S. 610 also delays for one year a radiation oncology payment model and eliminates a 15% reduction in payments for clinical diagnostic lab tests for 2022 and then extends the 15% reduction through 2025.
With the enactment of this legislation, CMS will soon be publishing a new 2022 conversion factor rate to reflect the new 3% payment adjustment. Under the 2022 fee schedule final rule the conversion factor was previously set at $33.59, a decrease of $1.30 from the CY 2021 fee schedule conversion factor of $34.89. To find the new 2022 conversion factor rate when that information becomes available, please visit the CMS website at https://www.cms.gov/Medicare/Medicare-Fee-for-Service-Payment/PhysicianFeeSched.
The Medicare payment cut relief was the result of a strong, sustained advocacy effort by the entire physician community.
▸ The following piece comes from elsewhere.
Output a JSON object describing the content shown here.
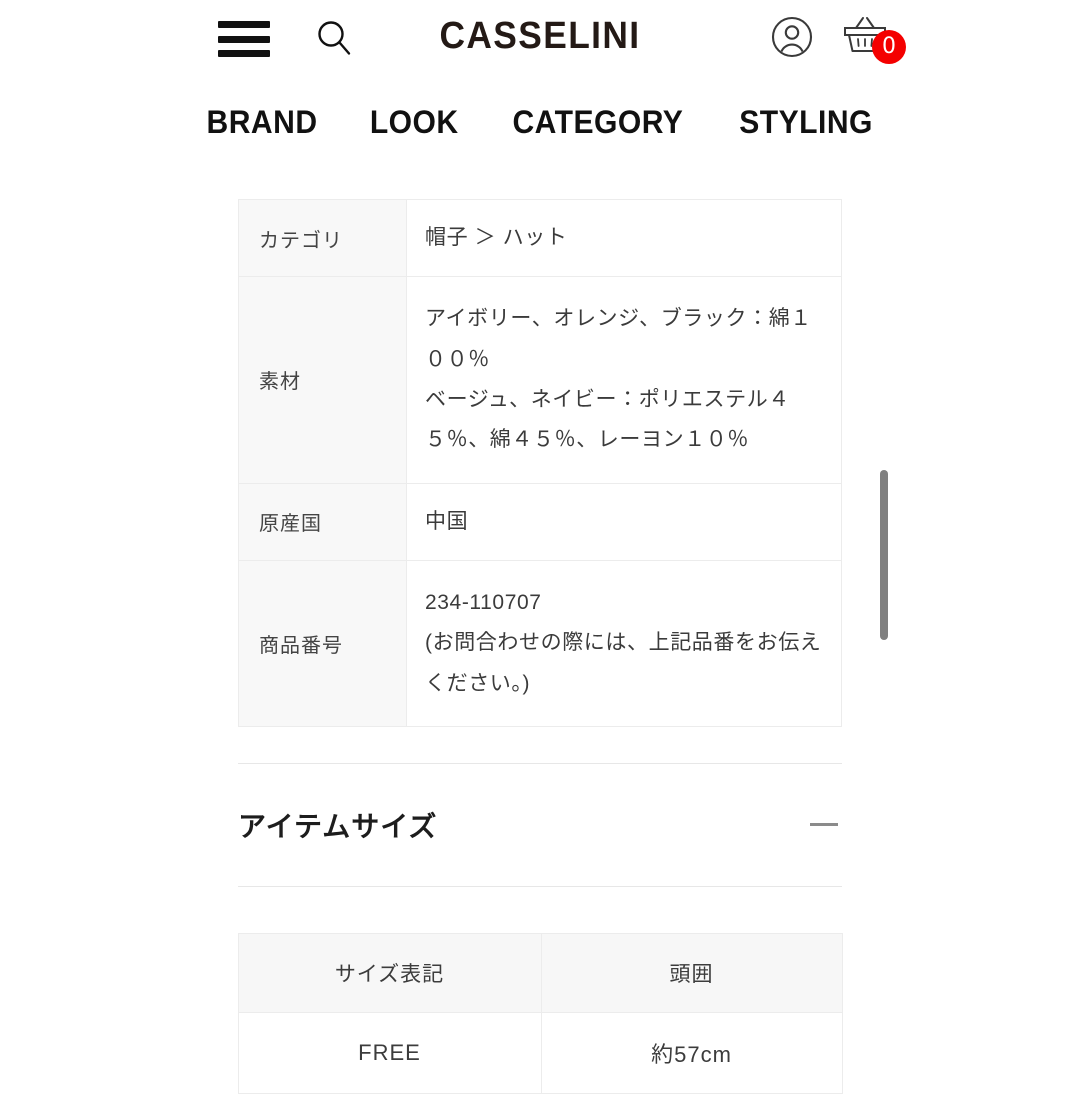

Many thanks to all AUGS members who supported this effort by contacting their Members of Congress to urge action to stop the Medicare cuts.
Earlier this month Congress also approved legislation to avert a federal government shutdown. A Continuing Resolution (CR) that provides current Fiscal Year 2021 level funding for federal programs through February 18th was approved by Congress on December 2nd, just a day before the previous CR was set to expire at midnight December 3rd.
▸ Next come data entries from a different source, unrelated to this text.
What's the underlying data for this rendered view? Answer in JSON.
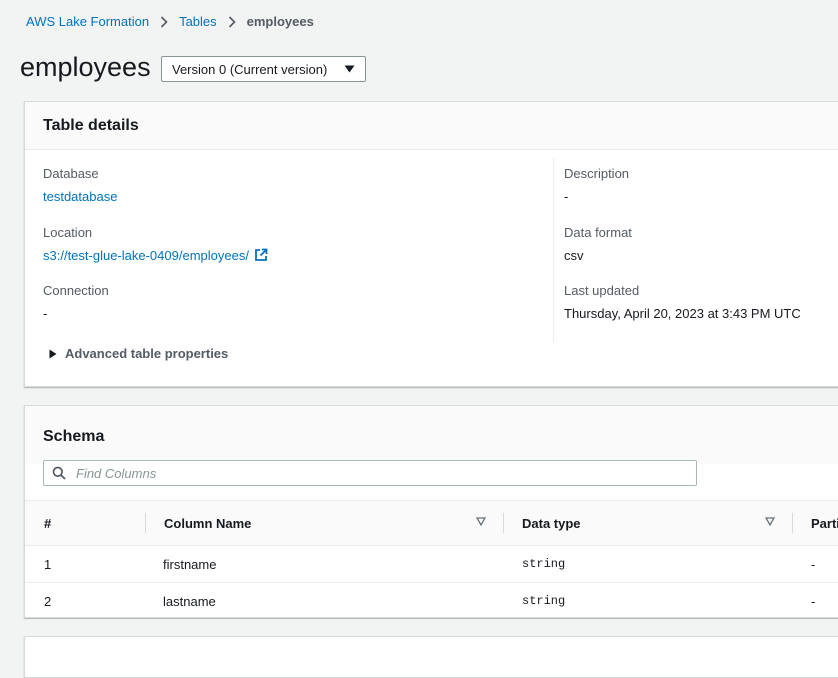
{
  "breadcrumb": {
    "items": [
      "AWS Lake Formation",
      "Tables"
    ],
    "current": "employees"
  },
  "page": {
    "title": "employees",
    "version_select": "Version 0 (Current version)"
  },
  "table_details": {
    "heading": "Table details",
    "database_label": "Database",
    "database_value": "testdatabase",
    "location_label": "Location",
    "location_value": "s3://test-glue-lake-0409/employees/",
    "connection_label": "Connection",
    "connection_value": "-",
    "description_label": "Description",
    "description_value": "-",
    "data_format_label": "Data format",
    "data_format_value": "csv",
    "last_updated_label": "Last updated",
    "last_updated_value": "Thursday, April 20, 2023 at 3:43 PM UTC",
    "advanced_label": "Advanced table properties"
  },
  "schema": {
    "heading": "Schema",
    "search_placeholder": "Find Columns",
    "columns": [
      "#",
      "Column Name",
      "Data type",
      "Parti"
    ],
    "rows": [
      {
        "num": "1",
        "name": "firstname",
        "type": "string",
        "partition": "-"
      },
      {
        "num": "2",
        "name": "lastname",
        "type": "string",
        "partition": "-"
      }
    ]
  },
  "colors": {
    "link": "#0073bb",
    "background": "#f2f3f3",
    "text": "#16191f"
  },
  "icons": [
    "chevron-right-icon",
    "caret-down-icon",
    "external-link-icon",
    "triangle-right-icon",
    "search-icon",
    "sort-icon"
  ]
}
Significant disagreements on broad funding allocations for defense and non-defense programs continue to stall final congressional action on the Fiscal Year 2022 spending bills. Congressional leaders now have some breathing room to iron out differences on broad spending parameters and move forward with finalizing Fiscal Year 2022 appropriations before February 18, 2022.
The stalemate is particularly unfortunate because non-controversial federal programs, such as the National Institutes of Health, which enjoy broad bipartisan support are all victims of the broader political dispute. Funding for these programs will remain in limbo at current Fiscal Year 2021 levels until the stalemate is resolved.
We hope all AUGS advocates rest up, enjoy the holidays, and come back ready in the new year to support advocacy activities to help advance AUGS legislative and regulatory priorities.